28 July 2022 – Indian steelmakers are adding boron to their steel alloys to avoid export tax. This is what Indian media report. However, the addition of boron in even the smallest quantities significantly changes the composition of the steel. This poses great dangers. And positive economic data from China are causing prices on the commodity exchanges to rise.

Dangerous loophole: Boron in Indian steel saves export tax

As Indian media report, steel producers in India have discovered a loophole in the export tax of 15% with the addition of boron to steel, which was enacted by the government at the end of May 2022 to hold products in the country and push prices to a lower level.

Boron-containing steel alloys exempted from export tax

Exports of boron-containing steel alloys, such as electrical steel, are exempt from India’s tax and have increased more than eight-fold since the announcement. All other steel exports are said to have declined significantly.

Why boron in steel can be a problem?

The element is used to improve the hardenability of steel. Even the smallest amounts of boron have a significant impact on the quality of the steel. If on the one hand hardenability, tempering temperatures and machinability improve, however, there are also major problems and dangers.

Incorrect use can lead to disaster

Problems and dangers arise especially when boron alloys are used for load-bearing structures. If the boron content is too high, hardenability decreases, toughness is reduced and embrittlement increases. This can also lead to problems during welding and cause solidification cracks.

The Hitachi group also warns on its website about the dangers of the element in steel. “Welding problems, reduced elasticity and potential deformation of large structures can, in the worst case, lead to the collapse of bridges, buildings or the sinking of oil rigs.”

In the European Union in particular, there are mandatory limits that must be complied with.

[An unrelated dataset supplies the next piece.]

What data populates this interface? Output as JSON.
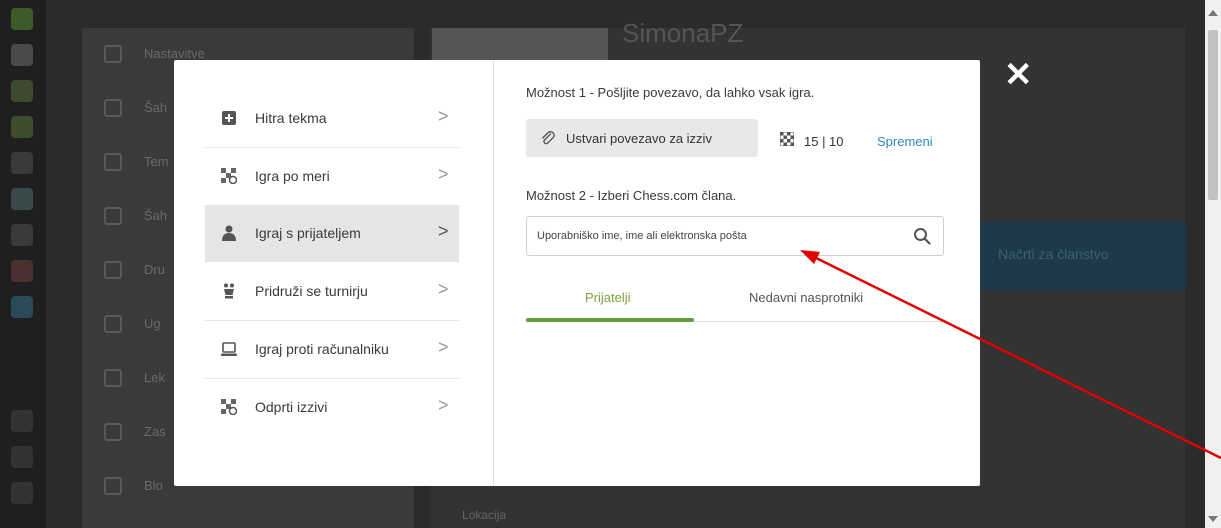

Not always indicated on the certificate of conformity

Boron may therefore be necessary in certain cases and undesirable in others. The problem is that the element is not always indicated on the certificate of conformity of the crude steel. Material confusion or unawareness could have fatal consequences if steel containing boron is used in the wrong application.

Industry experts warn

Indian industry experts also see this as problematic and warn that not every customer is likely to accept boron in steel. And criticise the use of the element to circumvent export tax.

SHFE and DCE futures gain significantly

Futures on the Asian commodity exchanges SHFE and DCE have risen significantly today. Across the board, base metals, but also iron ore, coke, hot-rolled coil and stainless steel are up. Some are up more than 7%. Aluminium is up more than 4%, copper is up almost 3%, iron ore is up more than 7%, and coke is up more than 7.5%.

Positive economic data from China

According to analysts, the background here is the data from industrial companies in China, which were surprisingly positive last month. And also the announced interest rate hike by the US Federal Reserve was expected by the market and perceived as moderate. This is contributing to the good mood on the market today and has already caused copper and aluminium, for example, to rise by around 2% on the European commodity exchange LME.